Nie ma rady, trzeba iść do sklepu, skonstatowałem ściągając językiem
przymarzające do policzków łzy. Bezsilny, samotny, porzucony światu (przed kilku
dniami z powodu idiotycznych 30 zł odcięto mnie od Internetu), postanowiłem
przybrać pionową pozycję. Marzyła mi się 1.5 litrowa Muszyna albo mleko, ze
wskazaniem na dwie butelki chłodnego
portera. Do sklepu nie miałem daleko, ale pobieżne ablucje oraz przesuwanie
mebli w celu odnalezienia odzieży, zatrzymały mnie w pokoju jeszcze przez czas
jakiś. Z powodu braku w pobliżu pilota nie obejrzałemm
południowych wiadomości. I to był pech. A może błąd nawet. Ale — do kroćset -
skąd wiedzieć mogłem, że owładnięty myślą o browarze, wytwarzać oto poczynam nie
tylko sen wiotki o tańczącym na brzegu stołu falbankowym kapslu, ale także
generować całe zbiory owych kapsli, które — zogniskowane wokół fizjologicznego
pragnienia — przemieniają się w szeregi, w łańcuchy całe zdarzeń, w których
przyczyna i skutek stają się częścią całości, tak, że cokolwiek przedsięwezmę,
przy pierwszym już ruchu staje się echem przyzywającym następne nieoczekiwane
zdarzenie i że zdarzeń owych szeregi owijają się wokół mojej głowy, szyi i ramion, łańcuchem skutków, wciąż bardziej nieuniknionych, ukierunkowanych na
psychiczną destrukcję, okupioną cielesną torturą ruchu każdego, nawet
niepowziętego.
Oblekając ciało w odnalezioną odzież, walcząc z zamkiem, który u drzwi przez noc
do cna zardzewiał, przemykając chyłkiem korytarzem, sunąc pod ścianą kamienicy
dyskretnym krokiem w stronę najbliższego sklepu spożywczego wyposażonego w Muszynianką średnio gazowaną, nie zdawałem sobie sprawy, że najcięższe ma
nadejść dopiero.
Wcześniejszy ból wywołany zderzeniem z własną głową, oraz walką z bezwładnym
termoforem ciała przepełnionym resztkami wczorajszej towarzyskiej dysputy,
tudzież cierpienie towarzyszące każdej próbującej się wykluć myśli; to wszystko
było jedynie preludium przed ciosem, który toczył się już z naprzeciwka
nieubłagany, ciężki, nieuchronny jak zły występ polskich piłkarzy podczas
mistrzostw Europy w futbol.
Jeszcze cieszyły mnie wyludnione ulice, jeszcze radowała szara chmurka, która
wychynęła zza miedzianego szpikulca wieży Kościoła Garnizonowego, by obetrzeć mi
spoconą wędrówką skroń.
Żyję, wszak żyję jeszcze! — wrzasnąłem w stronę przechodzącego w pobliżu kota.

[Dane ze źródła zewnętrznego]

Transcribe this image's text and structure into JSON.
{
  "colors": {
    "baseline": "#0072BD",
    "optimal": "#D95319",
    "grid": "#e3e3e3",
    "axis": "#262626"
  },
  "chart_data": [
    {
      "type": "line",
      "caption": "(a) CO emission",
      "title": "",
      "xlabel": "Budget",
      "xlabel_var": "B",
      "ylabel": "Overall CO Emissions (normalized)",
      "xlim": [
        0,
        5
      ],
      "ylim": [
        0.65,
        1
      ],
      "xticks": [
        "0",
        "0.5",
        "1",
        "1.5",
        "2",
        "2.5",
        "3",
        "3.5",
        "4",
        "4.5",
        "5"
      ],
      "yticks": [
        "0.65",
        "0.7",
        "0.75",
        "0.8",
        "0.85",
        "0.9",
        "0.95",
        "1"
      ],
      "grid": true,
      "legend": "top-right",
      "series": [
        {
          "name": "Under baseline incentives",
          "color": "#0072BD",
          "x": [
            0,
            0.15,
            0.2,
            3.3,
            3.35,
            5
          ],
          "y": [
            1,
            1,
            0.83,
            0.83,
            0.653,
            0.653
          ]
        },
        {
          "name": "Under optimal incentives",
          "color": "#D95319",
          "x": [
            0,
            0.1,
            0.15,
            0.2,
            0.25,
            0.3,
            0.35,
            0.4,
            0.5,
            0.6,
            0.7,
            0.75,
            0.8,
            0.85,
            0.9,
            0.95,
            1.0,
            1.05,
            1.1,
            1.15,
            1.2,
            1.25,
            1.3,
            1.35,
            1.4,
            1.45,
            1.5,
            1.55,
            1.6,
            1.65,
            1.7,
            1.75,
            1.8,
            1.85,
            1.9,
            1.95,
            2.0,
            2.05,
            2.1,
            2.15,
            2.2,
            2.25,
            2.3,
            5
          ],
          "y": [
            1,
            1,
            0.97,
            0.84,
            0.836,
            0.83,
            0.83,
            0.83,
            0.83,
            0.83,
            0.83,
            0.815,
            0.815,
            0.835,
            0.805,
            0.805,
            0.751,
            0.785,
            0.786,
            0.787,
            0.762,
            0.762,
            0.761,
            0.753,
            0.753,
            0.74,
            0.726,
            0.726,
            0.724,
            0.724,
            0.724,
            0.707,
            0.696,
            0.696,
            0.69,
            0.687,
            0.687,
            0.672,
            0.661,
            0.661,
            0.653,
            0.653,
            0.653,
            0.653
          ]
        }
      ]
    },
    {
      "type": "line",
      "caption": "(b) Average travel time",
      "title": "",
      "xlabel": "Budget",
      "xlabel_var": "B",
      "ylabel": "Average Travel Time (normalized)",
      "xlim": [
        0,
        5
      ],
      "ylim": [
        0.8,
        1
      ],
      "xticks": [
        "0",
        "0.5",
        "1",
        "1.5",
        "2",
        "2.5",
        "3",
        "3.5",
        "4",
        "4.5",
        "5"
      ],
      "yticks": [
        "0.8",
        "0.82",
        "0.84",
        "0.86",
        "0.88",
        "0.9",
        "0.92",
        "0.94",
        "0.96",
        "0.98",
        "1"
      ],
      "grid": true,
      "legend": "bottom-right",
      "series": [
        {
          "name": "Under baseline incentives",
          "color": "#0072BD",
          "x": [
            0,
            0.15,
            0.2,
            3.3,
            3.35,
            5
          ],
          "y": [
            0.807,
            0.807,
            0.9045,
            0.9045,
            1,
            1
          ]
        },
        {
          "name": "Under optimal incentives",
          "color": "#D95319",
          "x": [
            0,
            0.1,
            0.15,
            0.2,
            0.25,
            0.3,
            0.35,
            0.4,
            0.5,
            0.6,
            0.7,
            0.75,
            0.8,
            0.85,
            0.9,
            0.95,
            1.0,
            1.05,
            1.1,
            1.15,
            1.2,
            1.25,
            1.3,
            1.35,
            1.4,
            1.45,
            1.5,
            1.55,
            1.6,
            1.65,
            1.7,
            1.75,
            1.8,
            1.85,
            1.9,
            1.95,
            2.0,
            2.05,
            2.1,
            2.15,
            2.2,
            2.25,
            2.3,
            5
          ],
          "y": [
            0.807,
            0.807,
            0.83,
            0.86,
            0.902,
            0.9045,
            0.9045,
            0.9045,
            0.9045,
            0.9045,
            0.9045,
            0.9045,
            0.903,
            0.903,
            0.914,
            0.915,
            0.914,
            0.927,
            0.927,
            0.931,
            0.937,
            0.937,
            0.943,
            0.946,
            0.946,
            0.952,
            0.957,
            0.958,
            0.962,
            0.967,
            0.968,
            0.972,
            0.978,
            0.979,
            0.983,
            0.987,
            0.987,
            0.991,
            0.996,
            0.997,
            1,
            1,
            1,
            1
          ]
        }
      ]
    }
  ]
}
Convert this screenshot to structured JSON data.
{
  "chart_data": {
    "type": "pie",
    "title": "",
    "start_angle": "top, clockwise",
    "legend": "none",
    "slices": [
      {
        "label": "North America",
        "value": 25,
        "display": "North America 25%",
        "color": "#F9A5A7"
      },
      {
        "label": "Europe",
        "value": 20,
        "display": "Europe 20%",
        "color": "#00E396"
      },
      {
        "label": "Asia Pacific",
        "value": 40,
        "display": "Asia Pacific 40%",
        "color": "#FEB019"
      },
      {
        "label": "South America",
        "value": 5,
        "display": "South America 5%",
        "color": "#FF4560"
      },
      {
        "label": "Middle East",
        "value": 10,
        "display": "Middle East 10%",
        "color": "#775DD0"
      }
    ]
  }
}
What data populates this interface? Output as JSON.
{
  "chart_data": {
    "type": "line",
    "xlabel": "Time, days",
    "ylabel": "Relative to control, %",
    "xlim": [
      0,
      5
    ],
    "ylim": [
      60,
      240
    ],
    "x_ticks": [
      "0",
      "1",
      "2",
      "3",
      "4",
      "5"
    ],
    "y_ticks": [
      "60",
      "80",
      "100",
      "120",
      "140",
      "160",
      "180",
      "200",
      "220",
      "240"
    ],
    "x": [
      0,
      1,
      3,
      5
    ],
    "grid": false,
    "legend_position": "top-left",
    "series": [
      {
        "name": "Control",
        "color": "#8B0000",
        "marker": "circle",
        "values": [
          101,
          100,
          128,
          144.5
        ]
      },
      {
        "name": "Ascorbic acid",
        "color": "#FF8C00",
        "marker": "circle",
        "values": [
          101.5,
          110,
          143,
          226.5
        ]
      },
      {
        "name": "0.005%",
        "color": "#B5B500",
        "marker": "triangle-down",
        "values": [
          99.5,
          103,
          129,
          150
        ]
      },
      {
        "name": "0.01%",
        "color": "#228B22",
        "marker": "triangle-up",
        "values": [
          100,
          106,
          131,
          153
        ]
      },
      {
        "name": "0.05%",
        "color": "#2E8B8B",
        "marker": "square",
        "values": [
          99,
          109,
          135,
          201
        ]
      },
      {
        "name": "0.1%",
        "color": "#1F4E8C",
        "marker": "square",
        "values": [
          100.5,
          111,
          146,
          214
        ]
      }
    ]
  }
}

Niestety, na usta wypełzł mi jedynie suchy zgrzyt. Zęby jak traki cięły słowa na
wióry, rozdzierały wyrazy, zamieniały dźwięk w trociny.
To nic, nic… zaraz się napiję… Napiję, a może nawet coś zjem. Tak, zjem jabłko,
gruszkę i rogala. Kupię sobie zupkę w torebce, kupię piwo, makaron i maślankę.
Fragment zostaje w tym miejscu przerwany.